Anthony Michaelson

Chop wood, carry water

IPncm

Large-scale network configuration management solution

Introduction

One day, while working in my office at my corporate job, I opened an email from the lead salesperson for our region. They provided me with an SOW and the managed services contract for a new $75 million-a-year deal and asked for a technical review. I noticed one line that seemed rather insane. The customer, or Cisco people, had added a requirement that:

every single IOS device in the customer production environment must be upgraded within 4 hours upon notice of any discovery of a potential security vulnerability!

Since I had developed THE Cisco vulnerability detection framework used up to that time, I knew many of these so-called vulnerabilities could be rather trivial and were detected frequently. This meant that if the customer wanted to demonstrate our inability to meet our contractual requirements, they could likely send an email at any time asking for this to be done.

I walked over to the salesperson’s office and exclaimed, “You know this is not a normal procedure, right?” I tried to talk some sense into him to have that line removed or updated. Of course, the response was, “This is already going to be approved as is by the CEO.” This was pretty normal in that company, as I learned over the years. In response, I decided to ensure our team could satisfy the requirement, and we set out to design a product that could upgrade 30,000+ Cisco IOS devices in 4 hours or less with zero fallout.

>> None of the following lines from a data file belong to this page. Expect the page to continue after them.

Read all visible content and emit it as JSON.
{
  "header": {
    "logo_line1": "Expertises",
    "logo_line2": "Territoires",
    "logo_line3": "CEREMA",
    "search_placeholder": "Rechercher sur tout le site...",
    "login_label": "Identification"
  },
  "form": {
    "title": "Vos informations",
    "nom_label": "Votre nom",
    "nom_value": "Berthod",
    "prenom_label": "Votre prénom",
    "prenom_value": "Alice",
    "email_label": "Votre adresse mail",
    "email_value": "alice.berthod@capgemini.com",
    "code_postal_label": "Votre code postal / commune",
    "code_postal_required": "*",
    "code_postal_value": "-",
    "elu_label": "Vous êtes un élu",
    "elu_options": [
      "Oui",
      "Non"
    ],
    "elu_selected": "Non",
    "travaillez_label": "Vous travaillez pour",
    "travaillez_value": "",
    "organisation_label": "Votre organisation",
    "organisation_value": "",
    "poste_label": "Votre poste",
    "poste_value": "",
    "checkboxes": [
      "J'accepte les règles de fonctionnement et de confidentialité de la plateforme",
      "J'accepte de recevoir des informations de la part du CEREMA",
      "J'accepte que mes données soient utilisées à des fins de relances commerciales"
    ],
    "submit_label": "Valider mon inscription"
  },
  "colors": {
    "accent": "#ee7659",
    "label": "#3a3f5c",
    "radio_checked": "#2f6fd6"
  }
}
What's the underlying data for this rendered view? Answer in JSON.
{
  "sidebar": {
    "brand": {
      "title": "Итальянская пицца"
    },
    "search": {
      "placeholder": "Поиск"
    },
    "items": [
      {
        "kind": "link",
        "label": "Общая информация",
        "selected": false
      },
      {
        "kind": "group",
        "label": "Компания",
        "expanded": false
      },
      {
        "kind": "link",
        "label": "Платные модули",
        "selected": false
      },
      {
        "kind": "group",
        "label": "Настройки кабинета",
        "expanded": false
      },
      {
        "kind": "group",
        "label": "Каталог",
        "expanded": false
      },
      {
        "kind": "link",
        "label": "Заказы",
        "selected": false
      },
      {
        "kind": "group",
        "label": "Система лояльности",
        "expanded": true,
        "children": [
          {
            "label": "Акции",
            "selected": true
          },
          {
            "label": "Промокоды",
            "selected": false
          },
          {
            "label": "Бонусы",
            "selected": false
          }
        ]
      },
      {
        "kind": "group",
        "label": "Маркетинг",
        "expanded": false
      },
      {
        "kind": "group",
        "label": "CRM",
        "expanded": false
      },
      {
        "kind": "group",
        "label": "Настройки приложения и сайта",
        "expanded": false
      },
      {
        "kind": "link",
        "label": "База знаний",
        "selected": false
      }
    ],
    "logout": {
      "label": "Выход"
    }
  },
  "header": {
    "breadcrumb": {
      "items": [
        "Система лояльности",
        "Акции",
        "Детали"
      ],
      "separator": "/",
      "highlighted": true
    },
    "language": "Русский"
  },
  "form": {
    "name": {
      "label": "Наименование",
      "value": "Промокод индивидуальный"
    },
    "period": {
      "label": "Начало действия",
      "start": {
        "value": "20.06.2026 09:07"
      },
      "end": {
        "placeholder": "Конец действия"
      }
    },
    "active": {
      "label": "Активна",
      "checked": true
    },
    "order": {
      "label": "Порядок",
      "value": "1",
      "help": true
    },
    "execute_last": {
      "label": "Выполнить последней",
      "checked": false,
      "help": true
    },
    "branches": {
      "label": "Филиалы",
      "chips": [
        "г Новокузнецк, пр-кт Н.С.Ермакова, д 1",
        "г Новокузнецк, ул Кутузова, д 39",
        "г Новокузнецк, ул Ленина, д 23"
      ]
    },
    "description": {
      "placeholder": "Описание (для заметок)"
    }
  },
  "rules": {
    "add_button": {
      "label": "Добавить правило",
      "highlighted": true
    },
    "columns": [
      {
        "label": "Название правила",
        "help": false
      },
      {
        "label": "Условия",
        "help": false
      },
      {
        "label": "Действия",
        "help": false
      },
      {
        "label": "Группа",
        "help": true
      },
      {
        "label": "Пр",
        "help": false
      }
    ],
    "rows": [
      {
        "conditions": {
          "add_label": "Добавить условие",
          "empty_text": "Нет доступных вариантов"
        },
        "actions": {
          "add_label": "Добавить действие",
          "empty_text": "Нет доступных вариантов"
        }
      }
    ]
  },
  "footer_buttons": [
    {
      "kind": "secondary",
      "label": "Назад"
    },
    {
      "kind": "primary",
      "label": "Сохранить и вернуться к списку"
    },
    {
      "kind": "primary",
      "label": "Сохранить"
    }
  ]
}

This product is the result: https://github.com/tony-michaelson/IPncm

Project Outcomes

Eventually, the product caught the attention of many operations managers, and they began using it for mass automation of all their configuration management duties for their customers. The project was used to manage the configuration state of over 200,000 devices at its peak before the company started shutting down its managed services business. After a 9-year run, the project was retired.

IPncm enabled small teams of network engineers to successfully manage thousands of devices. Rollback features based on network tests run after config changes ensured extremely high guarantees that these business-critical systems remained operational. As time went on, IPncm was expanded to support more device types from all major vendors and was able to manage configurations for Linux systems or anything with an SSH connection.

I focused on a product design that delivered high reliability above all. Teams using the product were provided with reports of every change and could use it for auditing before and after changes to ensure compliance.

The gross income from the project is difficult to estimate, but it could conservatively be credited as the lynchpin in securing the initial $75 million annual contract, which ran for 5 years. The cost savings for reducing 15–50 FTEs, depending on the year, was significant. The product became a bonus for any customer of the managed services line of business, and all customers eventually benefited.

Architecture and Design Choices

The product was written in Perl5 using Net::OpenSSH and threads. I chose Perl5 because it was the primary language used within the core monitoring team at the company and because Perl5 was capable of true multi-threading compared to Python or Ruby at the time.

For scalability, the product was designed to have a central location for issuing change requests with host lists, a Connector, and a Client running on the monitoring servers that had all the hostnames for the devices. Piggybacking on the existing monitoring infrastructure allowed us to guarantee reachability to all devices under management.

If I were designing this product today, I would consider Go, Rust, Nim, Python, TypeScript/Node.js, and Elixir.